The River in Reverse was nominated for a Grammy award, and Toussaint toured the world with Costello to promote it. When he returned home, he continued to enjoy public life. He played a regular slot on the Acura Stage at Jazz Fest, usually in the early afternoon, which kept his schedule open for guest appearances with headliners. Driving himself around town in one of his two distinctive cars, a gold Rolls-Royce with the license plate “PIANO” and a blue Benz with a plate reading “SONGS,” he attended festivals and concerts, strolled between galleries and shops, and dined out frequently with friends.
He became a genial, though reserved, local ambassador, always splendidly dressed—and always wearing his trademark bright socks under leather sandals—stopping to talk with any fan or admirer who wanted a photo with him.

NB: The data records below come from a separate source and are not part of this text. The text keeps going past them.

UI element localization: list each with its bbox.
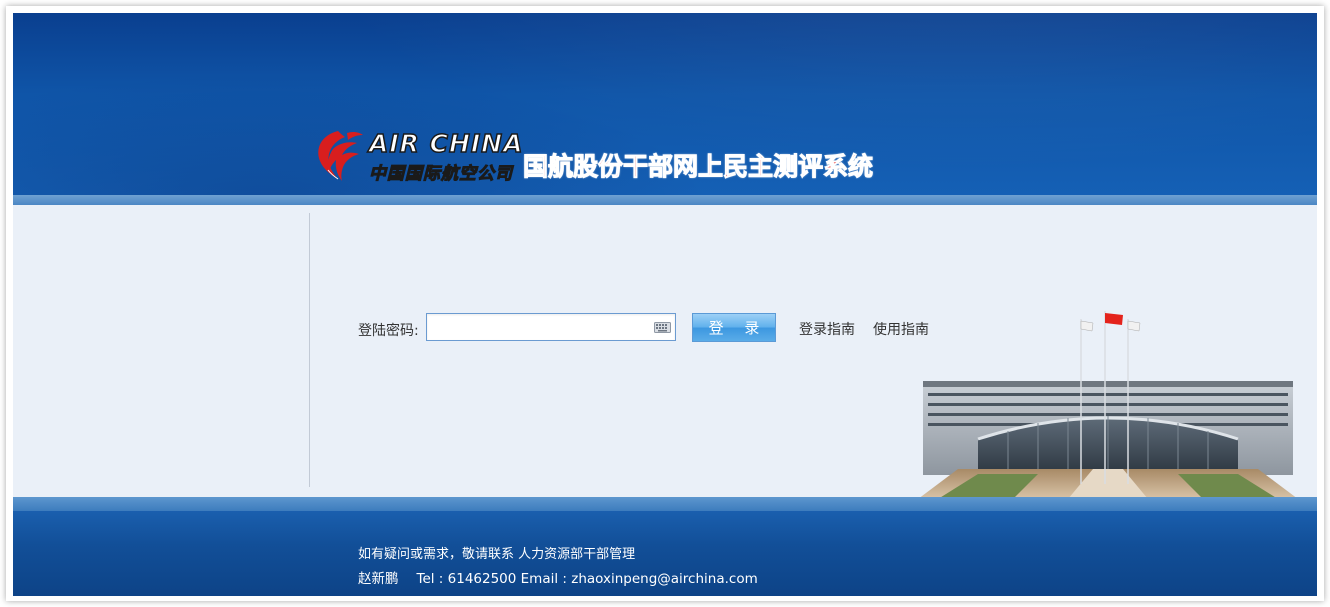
- contact-details: Tel : 61462500 Email : zhaoxinpeng@airch…: [416, 571, 758, 587]
- contact-info: 赵新鹏 Tel : 61462500 Email : zhaoxinpeng@ai…: [358, 567, 758, 587]
- footer-stripe: [13, 497, 1317, 511]
- password-input[interactable]: [429, 316, 653, 340]
- page-content: AIR CHINA 中国国际航空公司 国航股份干部网上民主测评系统 登陆密码:: [13, 13, 1317, 596]
- brand-name-en: AIR CHINA: [368, 128, 524, 159]
- header-banner: AIR CHINA 中国国际航空公司 国航股份干部网上民主测评系统: [13, 13, 1317, 195]
- login-button[interactable]: 登 录: [692, 313, 776, 342]
- keyboard-icon[interactable]: [654, 322, 671, 333]
- password-label: 登陆密码:: [358, 323, 419, 339]
- brand-name-cn: 中国国际航空公司: [369, 164, 513, 185]
- login-guide-link[interactable]: 登录指南: [799, 319, 855, 339]
- login-panel: 登陆密码: 登 录 登录指南 使用指南: [13, 205, 1317, 499]
- headquarters-building-image: [918, 311, 1298, 499]
- vertical-divider: [309, 213, 310, 487]
- footer: 如有疑问或需求，敬请联系 人力资源部干部管理 赵新鹏 Tel : 61462500…: [13, 511, 1317, 596]
- header-stripe: [13, 195, 1317, 205]
- contact-note: 如有疑问或需求，敬请联系 人力资源部干部管理: [358, 547, 636, 562]
- system-title: 国航股份干部网上民主测评系统: [522, 152, 874, 182]
- phoenix-logo-icon: [318, 131, 363, 181]
- password-field[interactable]: [426, 313, 676, 341]
- page-frame: AIR CHINA 中国国际航空公司 国航股份干部网上民主测评系统 登陆密码:: [6, 6, 1324, 601]
- contact-name: 赵新鹏: [358, 571, 399, 587]
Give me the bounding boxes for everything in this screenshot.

Allen Toussaint’s last album was the 2009 Joe Henry-produced The Bright Mississippi, an exploration of, for the most part, early New Orleans jazz that took on the work of Jelly Roll Morton and Sidney Bechet. According to Nonesuch, the label that released The Bright Mississippi, Henry and Toussaint were at work on a follow-up at the time of Toussaint’s death. The album will be released posthumously, in 2016.
Among the many accolades Mr. Toussaint collected over the years are the National Medal of Arts, awarded by President Obama in 2013; the Trustees’ Award, from the Recording Academy, in 2009; induction into the Rock and Roll Hall of Fame, in 1998; an OffBeat Best of the Beat Lifetime Achievement Award, in 2005, and several other Best of the Beat Awards, including Artist of the Year, Album of the Year, Song of the Year, Pianist of the Year and for four years in a row, Producer of the Year. He has been inducted into the Louisiana Music Hall of Fame, the Blues Hall of Fame and the Songwriters Hall of Fame.
Allen Toussaint is survived by his two children, son Reginald and daughter Alison, and by several grandchildren.